Bulgarian politician and entomologist

Petar Beron (Bulgarian: Петър Берон), born 14 March 1940 in Sofia, Bulgaria, is a Bulgarian academic and politician.
He was leader of the United Democratic Forces (SDS) in from August 1990 to 4 December 1990 (heading the second-largest political party at the time). He was a vice-presidential candidate in 1992 and a presidential candidate in 2001 and 2006.

== Biography ==
Petar Beron was born in Sofia on 14 March 1940. He graduated from the Biology-Geology-Geography Department of the Kliment Ohridski University in Sofia.

Beron is fluent in Bulgarian, Russian, English and French.

== Academic career ==
From 1963 up to 1969 he worked as a biologist at the Institute of Zoology with the Bulgarian Academy of Sciences, becoming a research fellow between 1969 and 1978. He was then promoted to Senior Research Fellow.

== Political career ==
=== Union of Democratic Forces ===
Beron was a founding member and secretary of the SDS (a coalition of multiple opposition groups) when it was formed on 7 December 1989. He was elected to the 7th Grand National Assembly in the first democratic elections in 1990.
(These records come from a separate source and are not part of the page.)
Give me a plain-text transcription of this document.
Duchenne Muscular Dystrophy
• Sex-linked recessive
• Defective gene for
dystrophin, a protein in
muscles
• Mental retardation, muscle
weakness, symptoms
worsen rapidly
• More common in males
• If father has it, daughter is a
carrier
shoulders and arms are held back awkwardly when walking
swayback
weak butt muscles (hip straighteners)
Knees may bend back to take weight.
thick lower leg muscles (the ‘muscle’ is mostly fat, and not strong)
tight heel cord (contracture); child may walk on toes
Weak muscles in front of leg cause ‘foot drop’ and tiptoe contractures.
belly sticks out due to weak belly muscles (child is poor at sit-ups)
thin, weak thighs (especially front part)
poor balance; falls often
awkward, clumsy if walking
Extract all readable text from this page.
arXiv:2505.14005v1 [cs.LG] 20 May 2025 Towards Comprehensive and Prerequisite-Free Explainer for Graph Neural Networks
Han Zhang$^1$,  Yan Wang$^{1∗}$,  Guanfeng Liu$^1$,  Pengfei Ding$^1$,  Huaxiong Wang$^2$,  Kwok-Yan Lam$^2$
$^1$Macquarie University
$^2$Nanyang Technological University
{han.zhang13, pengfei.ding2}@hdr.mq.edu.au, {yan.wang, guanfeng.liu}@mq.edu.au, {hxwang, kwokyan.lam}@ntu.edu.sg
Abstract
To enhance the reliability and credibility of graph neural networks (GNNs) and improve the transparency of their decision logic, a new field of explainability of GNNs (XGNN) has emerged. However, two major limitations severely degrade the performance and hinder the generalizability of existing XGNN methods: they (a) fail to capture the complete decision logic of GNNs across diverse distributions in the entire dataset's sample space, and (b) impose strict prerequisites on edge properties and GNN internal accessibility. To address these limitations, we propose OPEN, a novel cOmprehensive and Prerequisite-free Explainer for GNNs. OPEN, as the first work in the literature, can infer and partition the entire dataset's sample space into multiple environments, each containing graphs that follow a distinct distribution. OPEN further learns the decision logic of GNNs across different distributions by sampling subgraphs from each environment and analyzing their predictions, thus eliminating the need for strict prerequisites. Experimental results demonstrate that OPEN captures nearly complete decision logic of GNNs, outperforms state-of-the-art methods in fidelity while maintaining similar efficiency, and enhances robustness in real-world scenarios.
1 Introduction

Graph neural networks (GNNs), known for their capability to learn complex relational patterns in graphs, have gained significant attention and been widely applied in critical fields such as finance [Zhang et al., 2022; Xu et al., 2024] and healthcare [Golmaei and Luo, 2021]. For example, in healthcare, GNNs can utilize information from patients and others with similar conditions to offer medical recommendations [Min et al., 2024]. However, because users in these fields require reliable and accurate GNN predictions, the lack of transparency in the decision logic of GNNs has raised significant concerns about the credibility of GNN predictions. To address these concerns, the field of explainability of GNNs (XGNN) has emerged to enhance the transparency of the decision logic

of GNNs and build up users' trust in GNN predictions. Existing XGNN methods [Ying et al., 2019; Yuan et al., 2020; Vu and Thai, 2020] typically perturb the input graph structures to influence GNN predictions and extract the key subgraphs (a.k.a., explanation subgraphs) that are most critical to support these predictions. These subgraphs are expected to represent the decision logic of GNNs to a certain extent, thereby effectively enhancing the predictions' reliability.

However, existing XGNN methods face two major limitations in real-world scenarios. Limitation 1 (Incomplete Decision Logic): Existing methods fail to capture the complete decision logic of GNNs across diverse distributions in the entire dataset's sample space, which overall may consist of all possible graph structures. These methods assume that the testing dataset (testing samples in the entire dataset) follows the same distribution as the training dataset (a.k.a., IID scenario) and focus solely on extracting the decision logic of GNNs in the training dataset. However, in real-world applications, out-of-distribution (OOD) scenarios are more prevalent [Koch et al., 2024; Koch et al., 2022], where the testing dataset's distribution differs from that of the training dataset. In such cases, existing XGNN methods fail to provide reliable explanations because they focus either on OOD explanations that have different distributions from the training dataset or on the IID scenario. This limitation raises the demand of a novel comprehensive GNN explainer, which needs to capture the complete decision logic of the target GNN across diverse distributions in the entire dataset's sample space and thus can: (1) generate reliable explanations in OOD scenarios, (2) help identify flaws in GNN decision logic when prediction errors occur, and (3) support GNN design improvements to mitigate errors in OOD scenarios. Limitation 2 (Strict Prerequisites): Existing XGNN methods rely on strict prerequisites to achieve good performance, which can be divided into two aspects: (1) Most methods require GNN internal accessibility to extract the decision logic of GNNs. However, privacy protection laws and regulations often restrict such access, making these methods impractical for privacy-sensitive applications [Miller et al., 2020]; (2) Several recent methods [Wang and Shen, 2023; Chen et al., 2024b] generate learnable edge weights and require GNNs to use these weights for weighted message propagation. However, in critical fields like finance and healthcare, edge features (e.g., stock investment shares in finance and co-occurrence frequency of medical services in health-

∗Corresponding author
The SDS leader, Zhelyu Zhelev, was elected president by the Grand National Assembly on August 1, 1990 and so Beron was elected to succeed him as chairman of the party. His tenure was relatively short lived. On December 4 he stepped down after admitting that he had worked as a police informer under the old regime. Beron was one of 70 MPs who were named in secret documents as having spied for the state security. Evidence was uncovered that he was a police informant code-named Bontcho who kept tabs on his colleagues for the secret police. In his defense he insisted that his police activities served the state and not the Communist Party.

He was one of the few people who signed the Constitution of Bulgaria.

Beron left the Union of Democratic Forces is 1991.

=== Vice-Presidential Bid, 1992 ===
In the January 1992 presidential elections Beron was the running mate of George Ganchev - leader of the Bulgarian Business Bloc. The duo finished third with 853,044 votes (16.8%).

=== Presidential Bid, 2001 ===
Beron ran for president in 2001 with Stoyan Andreev (from the Bulgarian Union) as his running mate. They finished sixth with only 31,394 votes (1.1%).

=== Back in Parliament 2005-2009 ===
Beron was elected to the National Assembly in the 2005 parliamentary election under the ticket of the new nationalist party - Attack. He split from the party in 2006.

=== Presidential Bid, 2006 ===
Beron ran one last time for president - as an independent this time - in 2006 with Stela Bankova as his running mate. They finished fifth with only 21,812 votes (0.79%).